My regular gaming group of five includes four GMs, which is fantastic for all sorts of reasons — but one of the best things about it is that as a GM, I’m constantly exposed to new ideas, new approaches, and new tricks and techniques that I never would’ve come up with on my own.

The background-independent pilot session is one of those techniques.

There are lots of ways to kick off a new campaign, but other GMs in my group have used this one to great effect in that past couple of years. Notably, one of our GMs, Don, has started up his past two campaigns using this approach — including our current D&D 4e game.

From my perspective (as a player in both of the games in question), the background-independent pilot session comes together like this:

  • Settle on the basics: Pick your game system, campaign setting, and other nuts and bolts using whatever method your group prefers. (Here are the four principal ways to choose your next game.)
  • Character creation: Create characters however you like, whether that means holding a group character creation session (my personal favorite approach; I wrote a free PDF on how to run group chargen) or just sending out guidelines via email and letting everyone do their own thing. The only key for our purposes in this article is that your players need to create backgrounds for their PCs.
  • Concurrently, create the first adventure: At the same time as chargen is getting sorted out, write, choose, or modify your pilot adventure — without worrying about the player characters’ backgrounds.
  • Run the first session: It doesn’t matter whether or not everyone’s backgrounds are finished yet, have changed six times before the game begins, or were set in stone from the get-go — your pilot session is completely independent of the PCs’ backgrounds.

This approach allows you to lovingly craft your pilot adventure — laying the groundwork for your entire upcoming campaign — without fretting over incomplete PC backgrounds, rewriting sections over and over as your players change their minds, or dealing with similar concerns. Whatever happens, you know what you’ll be running when the campaign begins.

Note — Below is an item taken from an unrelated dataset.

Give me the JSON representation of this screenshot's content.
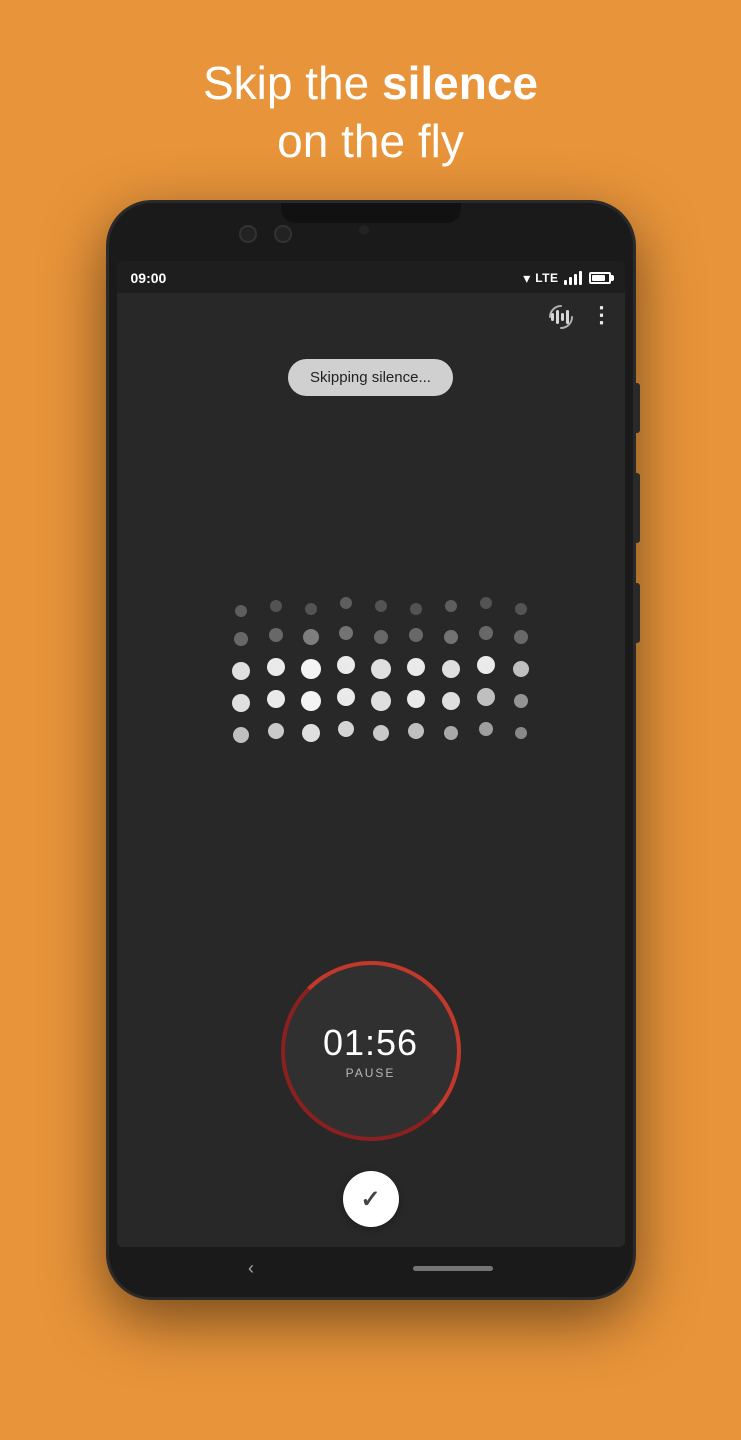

To pull this off, you need three things:

  • A general sense of what your players are going to play. If you’re writing a D&D 4e pilot adventure around a balanced party (one class from each role, minimum), but your players show up with five rogues, you have a problem. Not an insurmountable problem, but still a problem. It’s good to know the rough capabilities of the party before you start writing; it’s their backgrounds you don’t care about at thos point.
  • A campaign framework that can accommodate potentially disparate, unconnected backgrounds. The two campaigns our GM, Don, has run this way recently were both centered around characters in formal organizations: Stargate Command in our Stargate SG-4 campaign, and the Seven Swords Adventuring Company in our current D&D game. Those frameworks allow characters from all walks of life to be rolled into the same party with little advance planning, and give them a reason to work together.
  • A willingness to adapt your pilot session material on the fly. When the rubber hits the road, you’ll find stuff that doesn’t go as planned, or that won’t work exactly the way you wrote it. You need to be able to fiddle with those sorts of things on the fly to make this approach work.

Speaking as a player, this approach rocks. It gives me a chance to test drive my character, and allows me to change my background entirely after the first session if, for some reason, I can’t stand it once we actually start the game — without feeling like I’m fucking things up for everyone else.

And our GM brings to the table a polished session that showcases what the campaign is all about, with very little time spent on “getting to know you” stuff (which, while fun, isn’t always time well spent). It’s a solid approach, and I appreciate having had the chance to learn about it from my group’s other GMs.

Have you used this approach yourself, or taken part in a background-independent pilot adventure as a player? How did it go?